Казах и заронил в истерзанную Лешкину душеньку новую надежду. Шомурад клятвенно уверял, что он видел Варю, своими глазами видел на одной из улиц Красновишерска на Каме в начале зимы. Будто она шла вместе с Анфисой, той самой Анфисой, которая в Солнечном вышла замуж за молодого попика.
— Узнал сразу… тот и другой в спецовках были, — взахлеб говорил Шомурад, все еще не выпуская из своей оливково-смуглой руки руку Лешки. — Понимаешь, такие оба красивые. Закричал: «Здравствуйте, пожалуйста!» А они ка-ак сиганут в первый попавший ворота. Почему убежали? Думал-думал, с ума чуть не пропал, друг мой Лешка.
— Теперь-то уж непременно отыщу я мою Вареньку, — прошептал Лешка, поворачиваясь на бок, лицом к переборке.
А немного погодя, уже засыпая, со счастливой надеждой в душе, он вдруг ощутил ласковое касание чьей-то легкой прохладной руки. Рука эта ворошила его жесткие, спутанные волосы.
— Это ты? — спросил Лешка, чуть размыкая губы, думая, что ему начинает сниться сои. Варя часто навещала Лешку в его запутанных, тревожных снах.
— Ага, я, — веселым жарким полушепотом ответил кто-то в темноте. — Ну как, оклемался малость? Это крещение у тебя было почище дневного… Я чуть не обмерла от страха… вообразила: поминай теперь, кок парня звали.
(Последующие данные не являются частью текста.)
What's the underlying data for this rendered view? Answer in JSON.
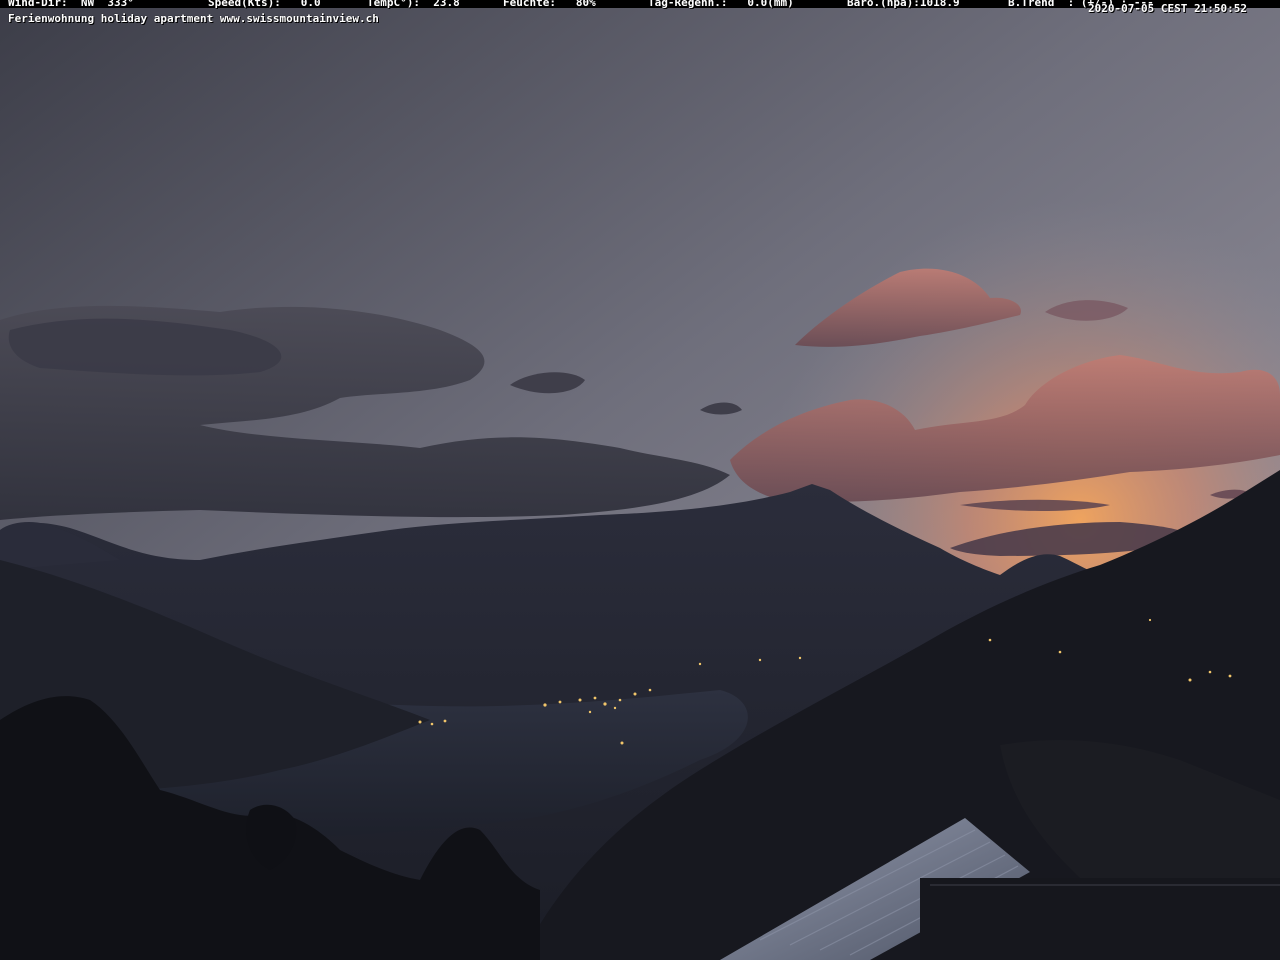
{
  "overlay": {
    "wind_dir": "Wind-Dir:  NW  333°",
    "speed": "Speed(Kts):   0.0",
    "temp": "TempC°):  23.8",
    "humidity": "Feuchte:   80%",
    "rain": "Tag-Regenn.:   0.0(mm)",
    "baro": "Baro.(hpa):1018.9",
    "trend": "B.Trend  : (+/-) : ---",
    "timestamp": "2020-07-05 CEST 21:50:52",
    "caption": "Ferienwohnung holiday apartment www.swissmountainview.ch"
  },
  "colors": {
    "sky_top": "#4a4b56",
    "sky_mid": "#7b7b88",
    "horizon_glow": "#e9a46a",
    "cloud_lit": "#b06b6a",
    "mountains": "#1f2230",
    "foreground": "#15161c",
    "lake": "#262a36",
    "lights": "#f2c66a"
  },
  "icons": [
    "sunset-scene"
  ]
}
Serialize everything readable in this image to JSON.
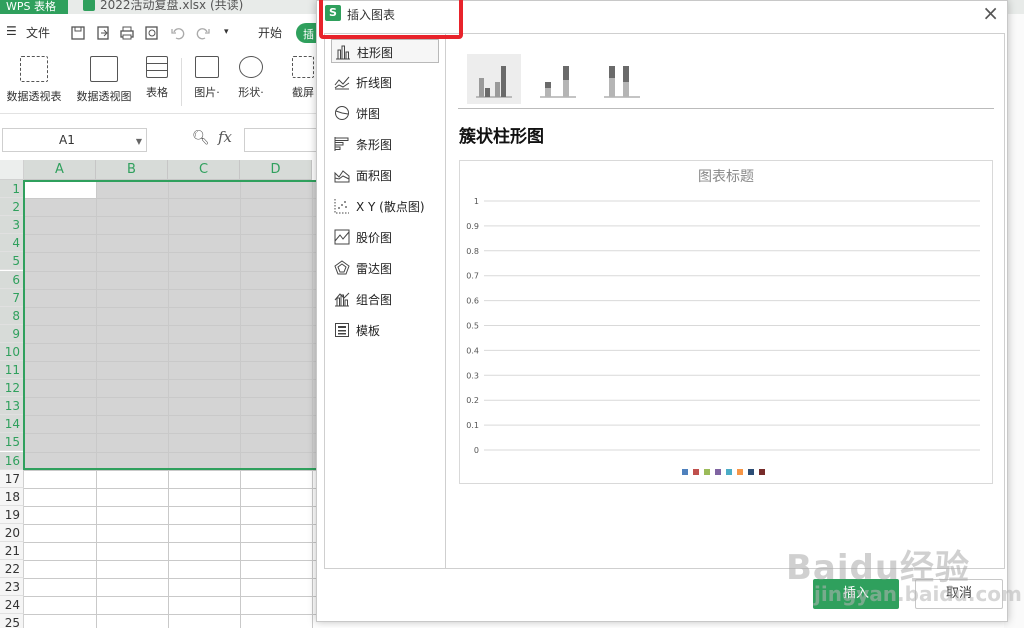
{
  "app": {
    "app_tab": "WPS 表格",
    "doc_tab": "2022活动复盘.xlsx (共读)"
  },
  "menubar": {
    "menu_label": "文件",
    "start_tab": "开始",
    "insert_tab_partial": "插"
  },
  "ribbon": {
    "items": [
      {
        "label": "数据透视表"
      },
      {
        "label": "数据透视图"
      },
      {
        "label": "表格"
      },
      {
        "label": "图片·"
      },
      {
        "label": "形状·"
      },
      {
        "label": "截屏"
      }
    ]
  },
  "formula_bar": {
    "name_box": "A1",
    "fx": "fx"
  },
  "grid": {
    "columns": [
      "A",
      "B",
      "C",
      "D"
    ],
    "rows": [
      "1",
      "2",
      "3",
      "4",
      "5",
      "6",
      "7",
      "8",
      "9",
      "10",
      "11",
      "12",
      "13",
      "14",
      "15",
      "16",
      "17",
      "18",
      "19",
      "20",
      "21",
      "22",
      "23",
      "24",
      "25"
    ]
  },
  "dialog": {
    "title": "插入图表",
    "close": "×",
    "chart_types": [
      {
        "label": "柱形图",
        "icon": "column-chart-icon"
      },
      {
        "label": "折线图",
        "icon": "line-chart-icon"
      },
      {
        "label": "饼图",
        "icon": "pie-chart-icon"
      },
      {
        "label": "条形图",
        "icon": "bar-chart-icon"
      },
      {
        "label": "面积图",
        "icon": "area-chart-icon"
      },
      {
        "label": "X Y (散点图)",
        "icon": "scatter-chart-icon"
      },
      {
        "label": "股价图",
        "icon": "stock-chart-icon"
      },
      {
        "label": "雷达图",
        "icon": "radar-chart-icon"
      },
      {
        "label": "组合图",
        "icon": "combo-chart-icon"
      },
      {
        "label": "模板",
        "icon": "template-icon"
      }
    ],
    "selected_subtype": "簇状柱形图",
    "insert_button": "插入",
    "cancel_button": "取消"
  },
  "chart_data": {
    "type": "bar",
    "title": "图表标题",
    "categories": [],
    "series": [],
    "ylim": [
      0,
      1
    ],
    "yticks": [
      "0",
      "0.1",
      "0.2",
      "0.3",
      "0.4",
      "0.5",
      "0.6",
      "0.7",
      "0.8",
      "0.9",
      "1"
    ],
    "grid": true,
    "legend_placement": "bottom",
    "legend_colors": [
      "#4f81bd",
      "#c0504d",
      "#9bbb59",
      "#8064a2",
      "#4bacc6",
      "#f79646",
      "#2c4d75",
      "#772c2a"
    ]
  },
  "watermark": {
    "line1": "Baidu经验",
    "line2": "jingyan.baidu.com"
  },
  "colors": {
    "accent": "#2fa05d",
    "highlight": "#e8232b"
  }
}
Кинула тебе спасательный круг, а сама молоньей на капитанский мостик. Несусь со всех ног и ору: «Остановите пароход! Остановите пароход! Человек за бортом!»
Лешка повернулся на спину. Широко открыл глаза. Со всех сторон обволакивала его густая, липкая темь.
— Пелагея… Это ты?
— Дурачок, ну я, ну кто же еще? — и рука, сейчас уже горячая и настойчивая, еще проворнее заскользила по дремучим Лешкиным вихрам. А вот и все Лешкино лицо обдало прерывистым, по-детски чистым дыханием… Пелагея поцеловала его нежно, в самые края губ.
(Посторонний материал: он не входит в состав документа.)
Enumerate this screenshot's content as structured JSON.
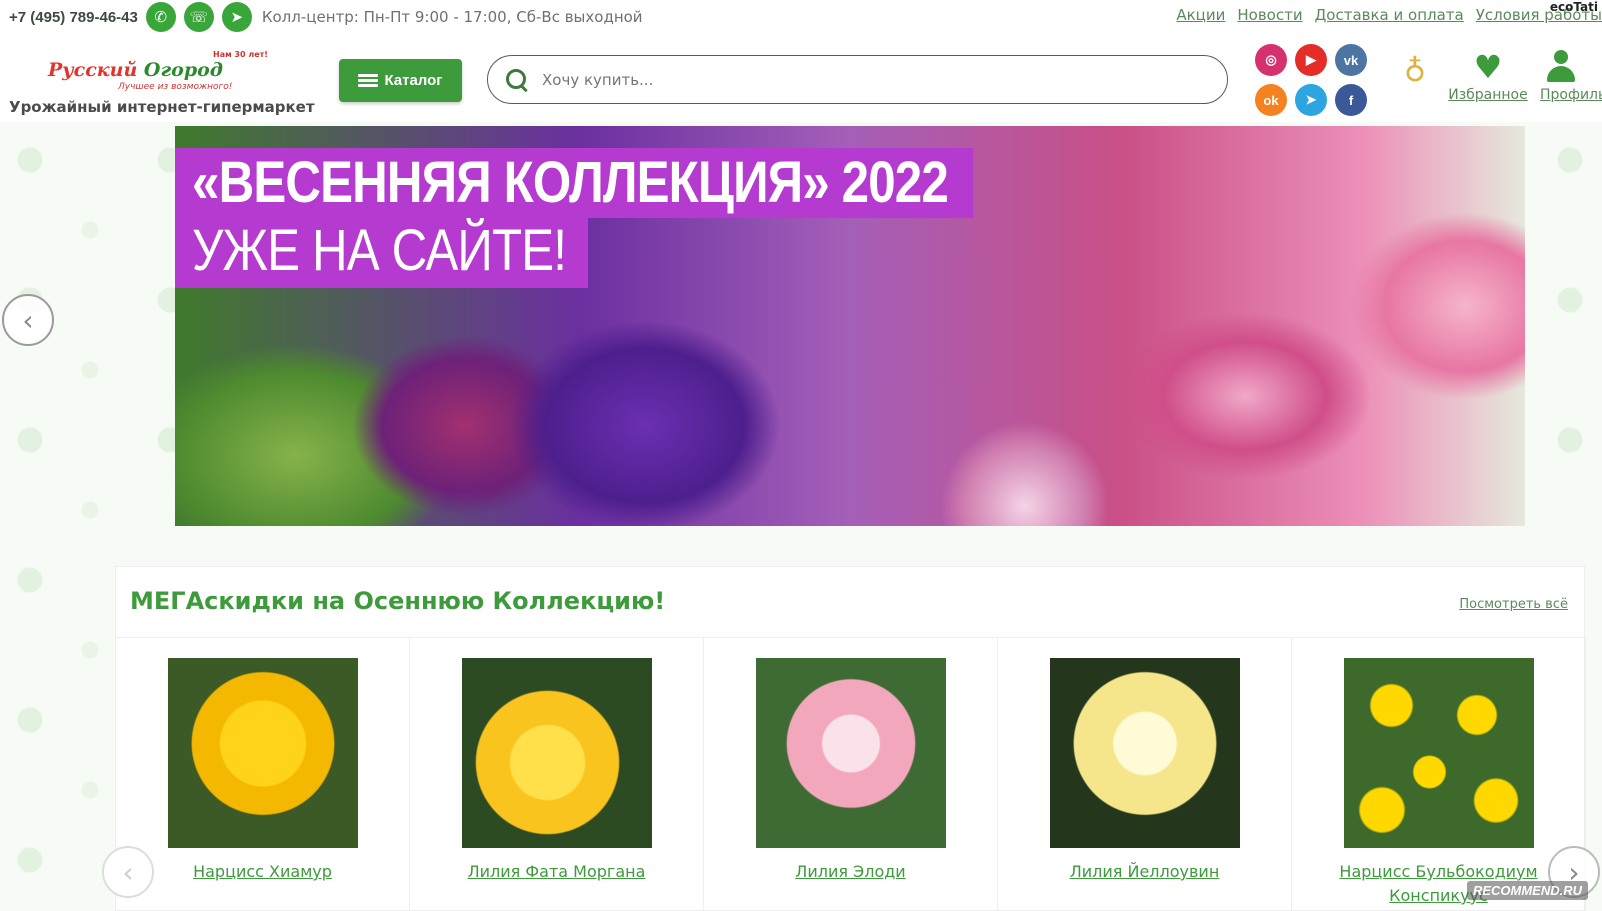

И Лешкой внезапно овладела властная, исступленная сила, захлестнувшая рассудок. Не помня себя, он схватил за плечи Пелагею, примостившуюся на краешке койки, прижал ее к своей груди, ходившей ходуном.
— Пусти, пусти, лешак! — приглушенно застонала безвольная Пелагея. — Пусти, девушка я. Слышишь, девушка!
Ослабли Лешкины руки, словно они и не были только что железными.
— Уходи, — сказал с трудом, лязгая зубами.
— Куда же мне теперь? В омут головой? Я как увидела тебя… как увидела, так и умом лишилась. Это ведь я только с виду озорная.
— Женат я. — Лешка помолчал. — И ребенок есть. Еду вот к ним.
Не говоря больше ни худого, ни доброго слова, он придвинулся вплотную к переборке. Его снова начинал бить озноб.
И тут ни с того ни с сего перед глазами возникла, словно живая, хрупкая хохотунья Ася, бетонщица с Волжской ГЭС. Когда это было? Год… нет, полтора года назад. Всей душой привязалась к Лешке девчонка. Они частенько хаживали вместе в кино, в театр. А как-то раз в субботний поздний вечер Ася осталась у Лешки ночевать.
И все-таки не удержала возле себя солдата бесхитростная в своих наивных ласках, свежая и юная эта девушка. Едва прослышав что-то о Варе, взметнулся Лешка, снова кинулся на ее поиски.
Наспех переодевшись после смены, Ася примчалась на вокзал провожать Лешку. А он стоял у подножки пропыленного, пышущего зноем вагона, с хрустом ломал себе пальцы. И повторял про себя последнюю фразу из одного бунинского рассказа, почему-то вот сейчас пришедшую ему на память: «Беспощаден кто-то к человеку!»